Die Bevölkerungsstruktur ändert sich ständig und Lösungen, welche noch vor 20 Jahren erfolgreich waren, sind heute fehl am Platz. Das bringt einige Probleme mit sich. Wie sich diese Entwicklung auf unsere Sozialversicherungen auswirkt, zeigen einige Zahlen: Der Ausländeranteil der Bevölkerung im Jahre 2013 betrug 23,8%. Im Februar 2015 waren aber bereits 48,8% ausländischer Herkunft. 30,6% Ausländer waren IV-Rentner. Bei den Sozialhilfebezügern betrug der Ausländeranteil 46,7%. Das belegen Zahlen des Bundesamtes für Statistik (BSV) von 2014.
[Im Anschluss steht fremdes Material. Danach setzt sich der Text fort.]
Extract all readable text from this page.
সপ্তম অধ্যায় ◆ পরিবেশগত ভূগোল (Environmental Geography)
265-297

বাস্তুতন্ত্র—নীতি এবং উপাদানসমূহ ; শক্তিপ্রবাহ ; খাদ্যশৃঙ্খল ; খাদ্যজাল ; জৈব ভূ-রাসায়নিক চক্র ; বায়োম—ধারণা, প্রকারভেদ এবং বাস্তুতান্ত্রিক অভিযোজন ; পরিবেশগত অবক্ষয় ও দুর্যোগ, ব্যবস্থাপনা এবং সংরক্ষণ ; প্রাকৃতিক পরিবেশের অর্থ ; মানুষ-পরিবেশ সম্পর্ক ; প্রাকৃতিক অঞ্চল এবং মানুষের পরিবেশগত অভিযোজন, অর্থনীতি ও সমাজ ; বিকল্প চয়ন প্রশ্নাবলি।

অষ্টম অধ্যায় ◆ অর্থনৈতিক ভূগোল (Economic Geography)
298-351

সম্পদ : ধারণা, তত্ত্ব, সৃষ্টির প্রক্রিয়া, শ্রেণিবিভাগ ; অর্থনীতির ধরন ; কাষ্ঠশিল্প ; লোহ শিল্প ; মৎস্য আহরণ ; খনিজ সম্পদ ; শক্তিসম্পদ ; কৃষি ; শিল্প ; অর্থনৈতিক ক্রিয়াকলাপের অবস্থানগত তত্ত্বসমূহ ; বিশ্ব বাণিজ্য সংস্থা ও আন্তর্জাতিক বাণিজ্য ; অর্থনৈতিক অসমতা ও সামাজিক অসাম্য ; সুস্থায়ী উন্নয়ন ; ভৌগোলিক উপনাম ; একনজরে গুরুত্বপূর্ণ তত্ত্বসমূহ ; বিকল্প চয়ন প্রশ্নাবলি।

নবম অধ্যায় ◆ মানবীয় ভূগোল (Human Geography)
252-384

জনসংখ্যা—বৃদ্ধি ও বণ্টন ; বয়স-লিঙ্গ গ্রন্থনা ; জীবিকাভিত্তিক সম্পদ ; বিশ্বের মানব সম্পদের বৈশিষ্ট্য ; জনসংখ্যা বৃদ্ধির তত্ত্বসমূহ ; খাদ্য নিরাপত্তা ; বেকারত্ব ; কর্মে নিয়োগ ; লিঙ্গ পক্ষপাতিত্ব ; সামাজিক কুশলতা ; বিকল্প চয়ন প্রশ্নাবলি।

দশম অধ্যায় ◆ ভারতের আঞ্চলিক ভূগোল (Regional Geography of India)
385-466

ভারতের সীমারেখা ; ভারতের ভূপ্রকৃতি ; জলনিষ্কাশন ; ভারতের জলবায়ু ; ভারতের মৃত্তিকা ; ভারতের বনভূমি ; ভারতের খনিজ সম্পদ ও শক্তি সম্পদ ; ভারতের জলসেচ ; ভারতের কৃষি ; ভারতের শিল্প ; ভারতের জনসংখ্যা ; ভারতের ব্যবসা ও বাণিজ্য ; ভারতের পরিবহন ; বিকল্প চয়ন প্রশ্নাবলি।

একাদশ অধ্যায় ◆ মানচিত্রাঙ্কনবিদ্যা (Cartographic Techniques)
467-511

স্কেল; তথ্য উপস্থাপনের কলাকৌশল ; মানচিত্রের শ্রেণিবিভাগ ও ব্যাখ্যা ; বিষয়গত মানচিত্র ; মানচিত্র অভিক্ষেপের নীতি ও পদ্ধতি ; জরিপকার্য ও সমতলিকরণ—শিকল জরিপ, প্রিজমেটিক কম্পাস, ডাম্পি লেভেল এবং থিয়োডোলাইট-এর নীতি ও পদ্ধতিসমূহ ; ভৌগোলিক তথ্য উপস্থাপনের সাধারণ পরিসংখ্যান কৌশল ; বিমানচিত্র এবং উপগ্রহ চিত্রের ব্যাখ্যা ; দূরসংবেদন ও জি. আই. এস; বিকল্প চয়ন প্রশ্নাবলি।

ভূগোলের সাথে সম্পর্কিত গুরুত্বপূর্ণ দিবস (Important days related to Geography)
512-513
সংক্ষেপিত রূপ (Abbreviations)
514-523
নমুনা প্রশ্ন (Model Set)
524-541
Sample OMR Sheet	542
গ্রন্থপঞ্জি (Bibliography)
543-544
Die Debatte um die Sozialversicherungen ist in diesem Sommer neu entbrannt. Die zuständige Ständerats-Kommission ist auf die Vorlage „Reform Altersvorsorge 2020“ eingetreten und hat diese beraten. Sie umfasst 15 Gesetze und eine Verfassungsbestimmung. Die Kommission hat nach 45 Stunden Beratungszeit Folgendes beschlossen:


Das Rentenalter soll für Frauen und Männer gleich sein, nämlich 65 Jahre.


Der Mindestumwandlungssatz soll innert 4 Jahren von 6,8 auf 6,0 Prozent gesenkt werden. Für die Finanzierung der Demografie schlägt die Kommission ein Mehrwertsteuerprozent vor, welches gestaffelt eingeführt werden soll.
Mit diesen Massnahmen sollte es gelingen, dass die Renten bis 2030 auch ohne einen Abbau gesichert sind.

Für uns alle ist wichtig, dass die Sozialwerke finanziell gut darstehen. Das ist aber nur möglich, wenn kein weiterer Ausbau des Sozialstaates stattfindet. Diesen lehne ich klar ab. Und für die Sanierung sollten keine neuen Steuern und Abgaben eingefordert werden, sondern die strukturellen Mängel müssen behoben werden.

Nicht ganz unwesentlich ist aber auch die Frage des Asylwesens. Es kann nicht sein, dass mit den heutigen Fehlentwicklungen und mit einer falschen Asylpolitik unbezahlbare Folgen für die Sozialhilfe entstehen. Möglichst alle Massnahmen sollten so nah am Bürger ergriffen werden wie nur möglich: Mehr Selbstverantwortung, mehr Freiheit und weniger Bevormundung durch den Staat.
Es ist wichtig, dass wir jetzt handeln, um das Schlimmste zu verhindern. Noch wichtiger wäre es aber, die bestehenden Mängel konsequent zu bekämpfen. Nur dann können wir und auch die nächste Generation entspannt in eine bessere Zukunft blicken!